Los optimistas dirán que, como en Atenas 2004, los Juegos Olímpicos fueron testigos de otra gran actuación argentina de las últimas décadas; ellos no olvidan que hubo 52 años de sequía "dorada", desde Helsinki 1952.
Siempre desde la óptica positiva, en Pekín 2008 Argentina ocupó el puesto 34 del medallero, cuatro por debajo de las posiciones generales de Atenas 2004. Del resto de Latinoamérica, sólo Brasil (tres de oro, 15 en total) y Cuba (dos doradas sobre 13) se ubicaron por encima.
Pero pese a la buena cosecha en números, Argentina no despejó la idea generalizada de que sus éxitos se deben al talento de sus deportistas profesionales, y no a una política organizada de Estado.

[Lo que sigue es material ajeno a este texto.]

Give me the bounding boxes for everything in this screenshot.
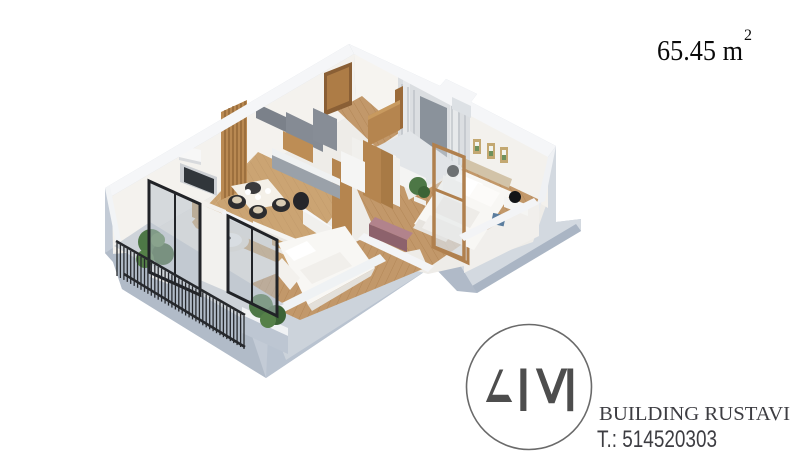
svg-text:T.: 514520303: T.: 514520303 (597, 426, 717, 453)
svg-text:2: 2 (744, 27, 752, 44)
svg-text:BUILDING RUSTAVI: BUILDING RUSTAVI (599, 404, 790, 425)
svg-text:65.45 m: 65.45 m (657, 35, 743, 67)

Los muy pobres resultados en natación y atletismo, más allá de algunas excepciones como las del nadador Juan Martín Pereyra y el neuquino Javier Carriqueo, significaron un golpe duro. La gimnasia ni siquiera se clasificó.
El oro del fútbol no tiene relación directa con la secretaría de Deportes del gobierno argentino. Curuchet y Pérez tampoco forman parte de ninguna estructura estatal, y dependen de un sponsor italiano. Los jugadores del básquet son súper profesionales. Lange y Espínola se mueven en un mundo aparte, ayudados por patrocinadores privados. Y el bronce de Pareto fue interpretado como una sorpresa.
Sólo las fantásticas Leonas, una generación irrepetible, reciben el apoyo de la secretaría de Deportes: un millón de pesos por año (330.000 dólares, aproximadamente).
"A nosotros, el Estado argentino nos ayuda mucho", dijo su entrenador, Gabriel Minadeo. Claro, no todos piensan como él, pese al buen medallero en Pekín.